Mini lab-grown brains have spontaneously developed rudimentary eye structures, scientists have reported in a fascinating new paper, as they unwittingly create an entirely new nightmarish form of being.
The tiny, human-derived “brain organoids” grown in dishes, grew two “symmetrical optic cups” which apparently mirror the development of eyes on human embryos. If this wasn’t horrifying enough, the eyes appear to be at least partially functional, as they respond to light by sending signals to the rest of the brain tissue.

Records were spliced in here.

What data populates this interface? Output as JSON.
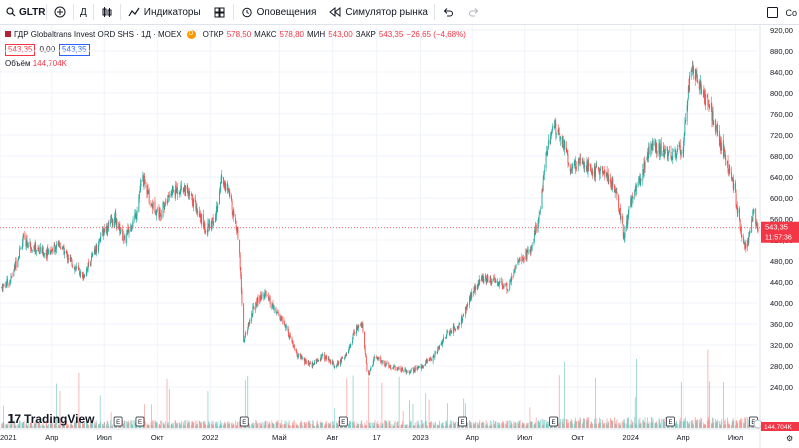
{
  "toolbar": {
    "symbol": "GLTR",
    "interval": "Д",
    "indicators_label": "Индикаторы",
    "alerts_label": "Оповещения",
    "replay_label": "Симулятор рынка",
    "right_label": "Со"
  },
  "legend": {
    "title": "ГДР Globaltrans Invest ORD SHS · 1Д · MOEX",
    "source_badge": "D",
    "open_label": "ОТКР",
    "open_value": "578,50",
    "high_label": "МАКС",
    "high_value": "578,80",
    "low_label": "МИН",
    "low_value": "543,00",
    "close_label": "ЗАКР",
    "close_value": "543,35",
    "change": "−26,65 (−4,68%)",
    "sell_price": "543,35",
    "spread": "0,00",
    "buy_price": "543,35",
    "volume_label": "Объём",
    "volume_value": "144,704K"
  },
  "price_axis": {
    "labels": [
      "920,00",
      "880,00",
      "840,00",
      "800,00",
      "760,00",
      "720,00",
      "680,00",
      "640,00",
      "600,00",
      "560,00",
      "520,00",
      "480,00",
      "440,00",
      "400,00",
      "360,00",
      "320,00",
      "280,00",
      "240,00"
    ],
    "last_price_label": "543,35",
    "countdown_label": "11:57:36",
    "volume_tag": "144,704K"
  },
  "time_axis": {
    "labels": [
      "2021",
      "Апр",
      "Июл",
      "Окт",
      "2022",
      "Май",
      "Авг",
      "17",
      "2023",
      "Апр",
      "Июл",
      "Окт",
      "2024",
      "Апр",
      "Июл"
    ]
  },
  "logo_text": "TradingView",
  "colors": {
    "up": "#26a69a",
    "down": "#ef5350",
    "last_price": "#f23645",
    "grid": "#f0f3fa",
    "axis_text": "#131722"
  },
  "chart_data": {
    "type": "candlestick",
    "title": "ГДР Globaltrans Invest ORD SHS · 1Д · MOEX",
    "x_range": [
      "2021-01-01",
      "2024-08-09"
    ],
    "ylim": [
      220,
      930
    ],
    "y_ticks": [
      240,
      280,
      320,
      360,
      400,
      440,
      480,
      520,
      560,
      600,
      640,
      680,
      720,
      760,
      800,
      840,
      880,
      920
    ],
    "close_anchors": [
      [
        "2021-01-04",
        430
      ],
      [
        "2021-01-20",
        445
      ],
      [
        "2021-02-10",
        520
      ],
      [
        "2021-03-01",
        505
      ],
      [
        "2021-03-20",
        495
      ],
      [
        "2021-04-15",
        510
      ],
      [
        "2021-05-10",
        470
      ],
      [
        "2021-05-25",
        450
      ],
      [
        "2021-06-15",
        500
      ],
      [
        "2021-07-01",
        540
      ],
      [
        "2021-07-20",
        560
      ],
      [
        "2021-08-05",
        520
      ],
      [
        "2021-08-25",
        570
      ],
      [
        "2021-09-05",
        640
      ],
      [
        "2021-09-20",
        590
      ],
      [
        "2021-10-05",
        570
      ],
      [
        "2021-10-25",
        610
      ],
      [
        "2021-11-15",
        620
      ],
      [
        "2021-12-05",
        590
      ],
      [
        "2021-12-25",
        540
      ],
      [
        "2022-01-10",
        560
      ],
      [
        "2022-01-20",
        640
      ],
      [
        "2022-02-05",
        600
      ],
      [
        "2022-02-20",
        520
      ],
      [
        "2022-02-28",
        330
      ],
      [
        "2022-03-20",
        400
      ],
      [
        "2022-04-05",
        420
      ],
      [
        "2022-04-20",
        390
      ],
      [
        "2022-05-10",
        360
      ],
      [
        "2022-06-01",
        300
      ],
      [
        "2022-06-25",
        280
      ],
      [
        "2022-07-15",
        300
      ],
      [
        "2022-08-05",
        280
      ],
      [
        "2022-08-25",
        300
      ],
      [
        "2022-09-10",
        350
      ],
      [
        "2022-09-22",
        360
      ],
      [
        "2022-10-01",
        260
      ],
      [
        "2022-10-15",
        300
      ],
      [
        "2022-11-05",
        280
      ],
      [
        "2022-11-25",
        275
      ],
      [
        "2022-12-15",
        270
      ],
      [
        "2023-01-05",
        280
      ],
      [
        "2023-01-25",
        300
      ],
      [
        "2023-02-15",
        340
      ],
      [
        "2023-03-10",
        360
      ],
      [
        "2023-04-01",
        420
      ],
      [
        "2023-04-20",
        450
      ],
      [
        "2023-05-10",
        440
      ],
      [
        "2023-06-01",
        430
      ],
      [
        "2023-06-20",
        480
      ],
      [
        "2023-07-10",
        500
      ],
      [
        "2023-07-25",
        560
      ],
      [
        "2023-08-10",
        700
      ],
      [
        "2023-08-20",
        740
      ],
      [
        "2023-09-05",
        710
      ],
      [
        "2023-09-20",
        650
      ],
      [
        "2023-10-05",
        680
      ],
      [
        "2023-10-25",
        650
      ],
      [
        "2023-11-15",
        650
      ],
      [
        "2023-12-05",
        620
      ],
      [
        "2023-12-20",
        530
      ],
      [
        "2024-01-05",
        610
      ],
      [
        "2024-01-20",
        640
      ],
      [
        "2024-02-05",
        700
      ],
      [
        "2024-02-25",
        690
      ],
      [
        "2024-03-15",
        680
      ],
      [
        "2024-04-01",
        700
      ],
      [
        "2024-04-12",
        830
      ],
      [
        "2024-04-20",
        845
      ],
      [
        "2024-05-05",
        800
      ],
      [
        "2024-05-20",
        760
      ],
      [
        "2024-06-05",
        700
      ],
      [
        "2024-06-25",
        640
      ],
      [
        "2024-07-10",
        540
      ],
      [
        "2024-07-20",
        500
      ],
      [
        "2024-08-01",
        575
      ],
      [
        "2024-08-09",
        543.35
      ]
    ],
    "last_close": 543.35,
    "volume_last": "144,704K"
  }
}
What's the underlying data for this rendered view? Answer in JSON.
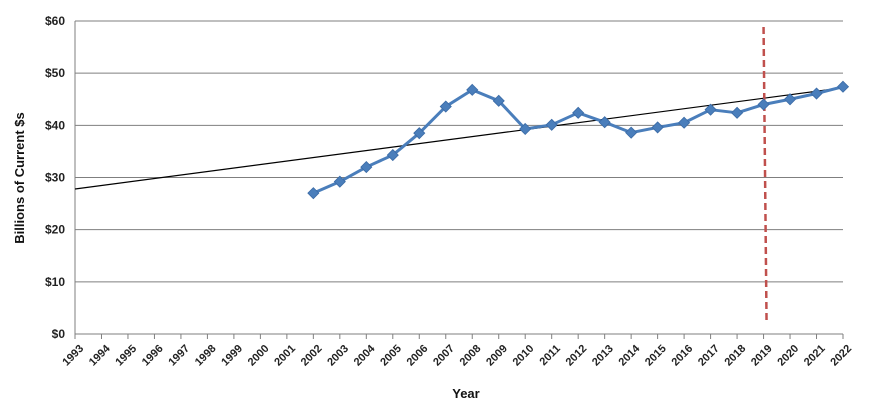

Researchers hope their work with the smooth brain blobs can help further understanding of the processes of eye differentiation, and in the treatment of eye diseases. “Our work highlights the remarkable ability of brain organoids to generate primitive sensory structures that are light sensitive and harbor cell types similar to those found in the body,” said neuroscientist Jay Gopalakrishnan of University Hospital Düsseldorf in Germany.
“These organoids can help to study brain-eye interactions during embryo development, model congenital retinal disorders, and generate patient-specific retinal cell types for personalised drug testing and transplantation therapies.”
The organoids are made by harvesting adult human stem cells that have the potential to morph into many different types of tissue. The scientists in this instance “coaxed” the cells into creating brain tissue, as using real human brains for an experiment of this type might not be considered ethical.
The carefully nurtured baby brains began forming the sensory structures at around 30 days into the process, and they were clearly visible at 50 days. Beyond this point, the blobs are destined to stare blankly into eternity. If the dish-brains were coaxed into forming mouths, would they simply scream?
"Optic vesicle-containing brain organoids displaying highly specialised neuronal cell types can be developed, paving the way to generate personalised organoids and retinal pigment epithelial sheets for transplantation," the researchers wrote in their paper.
“We believe that (these) are next-generation organoids helping to model retinopathies that emerge from early neurodevelopmental disorders.”